The functional neurosurgery team remains committed to providing excellent care with a personal touch to our patients, while striving to bring novel treatments to patients and improving the patient experience. This commitment was reflected in a significant investment by UNC, Chapel Hill to bring focused ultrasound technology to treat our patients with movement disorders. Our functional neurosurgeons are fortunate to be able to work collaboratively with specialists in various departments at UNC Health to provide this minimally invasive treatment for patients with essential tremor and Parkinson’s disease.
The Movement Disorders Center at UNC Health offers high-intensity focused ultrasound for patients with essential tremor. “Bringing this treatment to UNC Health was over two years in the making,” said functional neurosurgeon Dr. Vibhor Krishna. “Many individuals from UNC Health worked tirelessly to bring this exciting treatment to UNC. We are grateful and remain steadfast in our service to the state and patients with these conditions and beyond.”
Dr. Daniel Roque from UNC Health’s Department of Neurology is another member of the focused ultrasound team at UNC Health. “The stories of our patients have truly been inspiring this year,” said Dr. Roque. Dr. Roque shared the story of Doug Bell, a patient that underwent high-intensity focused ultrasound treatment for essential tremor at UNC Health. Mr. Bell is a native of North Carolina and has been under the care of the UNC Health Movement Disorders Center for several years. For patients like Mr. Bell, essential tremor makes every day tasks like eating and drinking, bathing, getting dressed, and even driving a car extremely difficult, and disrupts their quality of life. “Daily challenges never faded Mr. Bell’s enthusiasm and spirit to beat his tremor, and he reached out to the team and expressed his interest in undergoing focused ultrasound treatment,” said Dr. Roque.

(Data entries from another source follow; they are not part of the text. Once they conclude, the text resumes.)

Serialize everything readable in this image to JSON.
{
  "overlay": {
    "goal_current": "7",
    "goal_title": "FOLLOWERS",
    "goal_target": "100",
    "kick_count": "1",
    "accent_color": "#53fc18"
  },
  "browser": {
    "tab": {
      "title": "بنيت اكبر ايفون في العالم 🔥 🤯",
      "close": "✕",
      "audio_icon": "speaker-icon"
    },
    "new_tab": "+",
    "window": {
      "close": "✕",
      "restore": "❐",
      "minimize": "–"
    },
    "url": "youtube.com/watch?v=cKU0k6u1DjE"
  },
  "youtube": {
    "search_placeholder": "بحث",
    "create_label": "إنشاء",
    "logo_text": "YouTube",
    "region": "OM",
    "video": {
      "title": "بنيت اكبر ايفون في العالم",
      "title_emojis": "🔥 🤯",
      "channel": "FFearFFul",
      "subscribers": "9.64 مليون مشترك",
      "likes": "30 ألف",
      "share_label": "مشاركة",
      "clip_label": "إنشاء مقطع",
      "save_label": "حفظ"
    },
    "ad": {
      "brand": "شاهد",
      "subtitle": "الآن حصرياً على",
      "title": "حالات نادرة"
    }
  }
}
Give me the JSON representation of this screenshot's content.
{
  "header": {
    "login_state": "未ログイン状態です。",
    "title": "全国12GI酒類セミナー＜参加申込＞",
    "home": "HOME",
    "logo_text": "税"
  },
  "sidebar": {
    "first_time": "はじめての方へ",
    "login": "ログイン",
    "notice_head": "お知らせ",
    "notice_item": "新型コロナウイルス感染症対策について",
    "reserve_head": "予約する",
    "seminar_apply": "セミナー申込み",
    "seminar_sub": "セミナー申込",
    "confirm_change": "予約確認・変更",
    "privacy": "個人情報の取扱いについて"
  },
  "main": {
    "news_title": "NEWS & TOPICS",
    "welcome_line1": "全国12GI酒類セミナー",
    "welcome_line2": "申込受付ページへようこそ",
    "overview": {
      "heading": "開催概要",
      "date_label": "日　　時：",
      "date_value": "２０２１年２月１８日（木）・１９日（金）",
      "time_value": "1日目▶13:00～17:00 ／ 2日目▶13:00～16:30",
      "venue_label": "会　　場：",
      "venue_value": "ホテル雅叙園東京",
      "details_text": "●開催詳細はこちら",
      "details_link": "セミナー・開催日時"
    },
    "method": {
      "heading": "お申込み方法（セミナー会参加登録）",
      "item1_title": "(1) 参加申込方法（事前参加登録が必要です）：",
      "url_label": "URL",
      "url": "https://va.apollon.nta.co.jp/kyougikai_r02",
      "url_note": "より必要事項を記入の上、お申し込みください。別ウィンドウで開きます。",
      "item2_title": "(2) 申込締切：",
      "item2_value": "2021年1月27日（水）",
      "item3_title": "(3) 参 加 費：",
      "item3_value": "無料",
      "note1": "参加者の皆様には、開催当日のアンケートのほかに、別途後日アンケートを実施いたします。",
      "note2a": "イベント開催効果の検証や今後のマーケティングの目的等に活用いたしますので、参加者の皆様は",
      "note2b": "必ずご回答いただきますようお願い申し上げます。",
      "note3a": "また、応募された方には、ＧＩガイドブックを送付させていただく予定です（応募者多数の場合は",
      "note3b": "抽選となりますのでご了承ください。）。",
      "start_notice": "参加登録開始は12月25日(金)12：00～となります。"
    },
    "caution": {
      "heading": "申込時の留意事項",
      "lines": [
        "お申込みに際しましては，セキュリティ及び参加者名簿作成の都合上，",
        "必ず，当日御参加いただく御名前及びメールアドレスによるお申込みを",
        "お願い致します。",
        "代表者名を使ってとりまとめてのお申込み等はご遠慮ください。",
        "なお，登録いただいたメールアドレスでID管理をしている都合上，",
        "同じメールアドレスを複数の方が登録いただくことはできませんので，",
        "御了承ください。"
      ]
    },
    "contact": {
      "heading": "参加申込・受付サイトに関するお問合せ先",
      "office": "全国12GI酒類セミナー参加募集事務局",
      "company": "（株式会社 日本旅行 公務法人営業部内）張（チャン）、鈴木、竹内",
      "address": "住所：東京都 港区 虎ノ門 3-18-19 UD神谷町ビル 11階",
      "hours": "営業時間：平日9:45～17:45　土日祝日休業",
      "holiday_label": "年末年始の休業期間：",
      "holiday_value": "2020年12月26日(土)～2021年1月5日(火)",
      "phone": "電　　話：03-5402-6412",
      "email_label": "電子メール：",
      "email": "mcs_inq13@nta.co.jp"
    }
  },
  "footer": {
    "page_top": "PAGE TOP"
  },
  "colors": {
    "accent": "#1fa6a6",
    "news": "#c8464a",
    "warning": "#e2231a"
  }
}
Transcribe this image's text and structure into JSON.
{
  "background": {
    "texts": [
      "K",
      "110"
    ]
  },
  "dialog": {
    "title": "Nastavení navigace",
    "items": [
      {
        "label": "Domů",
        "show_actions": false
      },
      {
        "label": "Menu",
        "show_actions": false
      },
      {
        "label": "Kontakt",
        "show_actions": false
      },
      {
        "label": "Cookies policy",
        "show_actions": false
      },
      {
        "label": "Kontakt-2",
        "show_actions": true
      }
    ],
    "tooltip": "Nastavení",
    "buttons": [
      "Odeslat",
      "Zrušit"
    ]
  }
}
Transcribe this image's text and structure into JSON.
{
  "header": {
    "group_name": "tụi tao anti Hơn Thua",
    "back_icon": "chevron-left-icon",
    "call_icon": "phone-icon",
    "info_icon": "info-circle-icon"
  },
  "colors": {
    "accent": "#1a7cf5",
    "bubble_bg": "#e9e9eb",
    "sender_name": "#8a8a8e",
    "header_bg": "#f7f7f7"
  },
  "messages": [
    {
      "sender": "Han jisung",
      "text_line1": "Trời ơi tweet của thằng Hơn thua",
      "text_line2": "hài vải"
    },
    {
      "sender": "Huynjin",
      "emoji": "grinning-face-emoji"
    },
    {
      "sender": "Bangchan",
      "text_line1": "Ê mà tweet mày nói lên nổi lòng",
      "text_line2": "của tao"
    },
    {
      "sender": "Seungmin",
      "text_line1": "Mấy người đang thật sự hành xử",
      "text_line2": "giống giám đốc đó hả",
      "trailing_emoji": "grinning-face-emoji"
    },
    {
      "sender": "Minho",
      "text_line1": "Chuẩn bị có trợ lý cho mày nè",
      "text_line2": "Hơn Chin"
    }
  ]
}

This incision-less surgery has rapidly become the mainstay treatment for patients with movement disorders, including essential tremor, and can be an effective treatment option for patients who either do not respond to medication, or who initially respond to medication that eventually becomes ineffective. Guided by real-time MR imaging, FUS can achieve precise and targeted ablation in the brain. A functional neurosurgeon first delivers ultrasound at low power to test whether ablation of the targeted area is safe. Once safety is established, the target area is ablated for sustained improvement in patient symptoms. FUS is an outpatient procedure, and many patients walk away from the procedure tremor-free.
Focused ultrasound treatment involves specialists from UNC Health’s Departments of Neurosurgery, Neurology, Radiology, and Research . Each specialist plays an important role during the procedure, ensuring that each individual patient has the best possible outcome. “Our hearts fill with joy when we help patients like Mr. Bell who is extremely pleased with the results of his surgery, and is able to enjoy the holiday season tremor-free,” said Dr. Krishna.
Dr. Vibhor Krishna is a board-certified neurosurgeon with expertise in functional neurosurgery and neuromodulation. He treats patients with movement disorders, including essential tremor, Parkinson’s disease, and dystonia. He is an early adopter of focused ultrasound and is considered to be a thought leader in the field.
Dr. Daniel Roque is a board-certified neurologist and movement disorders specialist with specific expertise in diagnosing and treating multiple tremor syndromes. His clinical and research focus is on the improvement of tremors through both traditional and innovative methods, seeking out quality of life initiatives for patients with movement disorders.